L'inquiétude, l'angoisse, l'espoir, puis un immense dégoût. Les images vidéo de Christian Chesnot et de Georges Malbrunot contraints par leurs geôliers à réclamer l'abrogation de la loi sur le voile. Une mise en scène humiliante, cynique et absurde pour une revendication impossible à satisfaire et tout à fait étrangère à la cause irakienne. Le goutte-à-goutte de la terreur et du chantage distillé par le truchement d'ultimatums successifs. Et jusqu'au bout la douche écossaise : l'annonce, mardi, par la chaîne de télévision Al-Arabiya de la libération « imminente » des otages, puis un communiqué pessimiste des oulémas de Bagdad affirmant qu'ils n'avaient pu entrer en contact avec les kidnappeurs et qu'en désespoir de cause ils leur adressaient une « lettre ouverte ».


Tout est paradoxe et aberration dans cette dramatique affaire. Les deux journalistes sont des spécialistes et des passionnés du monde arabe, dont ils parlent la langue et qu'ils connaissent sur le bout des doigts. Ils n'ont jamais affiché la moindre complaisance à l'égard des Etats-Unis ou d'Israël et toujours cherché, au contraire, à comprendre les colères, les frustrations, les motivations des révoltés de Palestine ou d'Irak. Et voilà qu'à travers ces deux « amis de la cause arabe » on prend la France en otage. Le pays qui a déployé le plus d'énergie pour éviter la guerre d'Irak, qui n'a cessé de sonner le tocsin, qui s'est presque brouillé avec ses meilleurs alliés et a semé la zizanie dans le camp européen pour éviter que les orages d'acier ne s'abattent sur la terre tourmentée de Mésopotamie. Pour empêcher l'engrenage infernal qu'elle pressentait.

La France, prise au piège, désemparée. La France qui bat le rappel de ses citoyens musulmans, de ses amis entre Nil et Euphrate. Spectacle inédit : dans les rues de Paris, des femmes voilées qui réclament à cor et à cri la libération de Christian Chesnot et de Georges Malbrunot. Des oulémas qui multiplient les prières et proclament urbi et orbi que le problème du voile dans les écoles est du seul ressort des citoyens français.
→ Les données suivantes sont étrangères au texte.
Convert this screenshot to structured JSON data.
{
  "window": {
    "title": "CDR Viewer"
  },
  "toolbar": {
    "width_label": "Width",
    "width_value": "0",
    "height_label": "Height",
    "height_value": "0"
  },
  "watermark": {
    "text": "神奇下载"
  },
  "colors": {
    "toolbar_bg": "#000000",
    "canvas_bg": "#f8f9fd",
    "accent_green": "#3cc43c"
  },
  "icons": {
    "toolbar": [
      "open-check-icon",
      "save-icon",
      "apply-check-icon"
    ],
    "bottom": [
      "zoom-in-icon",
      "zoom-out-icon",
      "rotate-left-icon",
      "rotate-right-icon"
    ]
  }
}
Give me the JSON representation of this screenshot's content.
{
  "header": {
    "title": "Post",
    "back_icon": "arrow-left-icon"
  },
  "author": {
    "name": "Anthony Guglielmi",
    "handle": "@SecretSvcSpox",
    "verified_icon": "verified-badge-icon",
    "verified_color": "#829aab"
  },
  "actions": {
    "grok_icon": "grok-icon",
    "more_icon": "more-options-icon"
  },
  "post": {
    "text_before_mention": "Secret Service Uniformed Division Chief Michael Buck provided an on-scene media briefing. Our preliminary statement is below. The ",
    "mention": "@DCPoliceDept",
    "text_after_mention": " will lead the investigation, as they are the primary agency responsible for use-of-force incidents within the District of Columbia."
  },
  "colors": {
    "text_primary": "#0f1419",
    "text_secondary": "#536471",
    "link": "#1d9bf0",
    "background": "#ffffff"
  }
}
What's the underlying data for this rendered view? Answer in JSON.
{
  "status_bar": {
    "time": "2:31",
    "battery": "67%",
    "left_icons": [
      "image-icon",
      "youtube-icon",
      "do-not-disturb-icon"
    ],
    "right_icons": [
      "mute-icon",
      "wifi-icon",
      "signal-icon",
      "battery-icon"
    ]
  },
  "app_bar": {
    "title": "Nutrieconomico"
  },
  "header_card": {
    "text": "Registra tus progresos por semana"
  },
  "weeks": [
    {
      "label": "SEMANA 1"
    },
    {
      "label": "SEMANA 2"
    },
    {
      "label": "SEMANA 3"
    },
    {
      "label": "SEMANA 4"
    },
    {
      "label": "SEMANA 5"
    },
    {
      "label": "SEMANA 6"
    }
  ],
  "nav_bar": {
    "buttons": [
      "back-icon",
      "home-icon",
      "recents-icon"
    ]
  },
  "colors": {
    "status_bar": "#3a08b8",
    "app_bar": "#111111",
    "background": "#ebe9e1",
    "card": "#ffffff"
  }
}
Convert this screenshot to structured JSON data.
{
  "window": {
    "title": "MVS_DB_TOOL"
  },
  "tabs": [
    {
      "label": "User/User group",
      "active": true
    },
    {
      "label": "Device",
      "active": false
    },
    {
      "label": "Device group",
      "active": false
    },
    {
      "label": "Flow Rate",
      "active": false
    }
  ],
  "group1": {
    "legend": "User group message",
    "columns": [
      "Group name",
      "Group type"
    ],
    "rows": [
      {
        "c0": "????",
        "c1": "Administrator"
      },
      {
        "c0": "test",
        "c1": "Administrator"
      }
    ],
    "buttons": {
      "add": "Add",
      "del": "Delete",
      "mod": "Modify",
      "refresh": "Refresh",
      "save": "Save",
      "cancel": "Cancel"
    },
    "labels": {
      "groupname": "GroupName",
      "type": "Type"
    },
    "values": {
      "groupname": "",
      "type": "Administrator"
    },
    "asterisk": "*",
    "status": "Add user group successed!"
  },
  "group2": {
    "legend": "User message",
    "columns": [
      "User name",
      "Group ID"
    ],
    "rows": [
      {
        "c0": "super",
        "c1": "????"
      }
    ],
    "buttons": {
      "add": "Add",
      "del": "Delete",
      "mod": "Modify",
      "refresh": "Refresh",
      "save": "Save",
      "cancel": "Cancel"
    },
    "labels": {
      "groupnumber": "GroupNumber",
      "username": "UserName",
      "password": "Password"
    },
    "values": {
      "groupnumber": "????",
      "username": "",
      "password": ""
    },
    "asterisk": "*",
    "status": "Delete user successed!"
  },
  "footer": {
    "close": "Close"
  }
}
La chaîne de télévision Al-Jazira qui diffuse un communiqué demandant la clémence. RFI et RMC en langue arabe qui passent en boucle les appels d'autorités religieuses ou politiques musulmanes.

Au Caire, à Amman - où le ministre des Affaires étrangères, Michel Barnier, a été dépêché - et dans toutes les capitales arabes, on s'inquiète et on se mobilise. Yasser Arafat - qui connaît bien nos deux confrères - exhorte leurs ravisseurs à ne pas commettre l'irréparable. Le Hamas palestinien, le Hezbollah libanais, la confrérie des Frères musulmans et la quasi-totalité des gouvernements et des mouvements radicaux arabes plaident dans le même sens. Dans ce contexte dramatique, la France, dont la politique a souvent été critiquée, a la satisfaction de rassembler derrière elle un monde arabe unanime.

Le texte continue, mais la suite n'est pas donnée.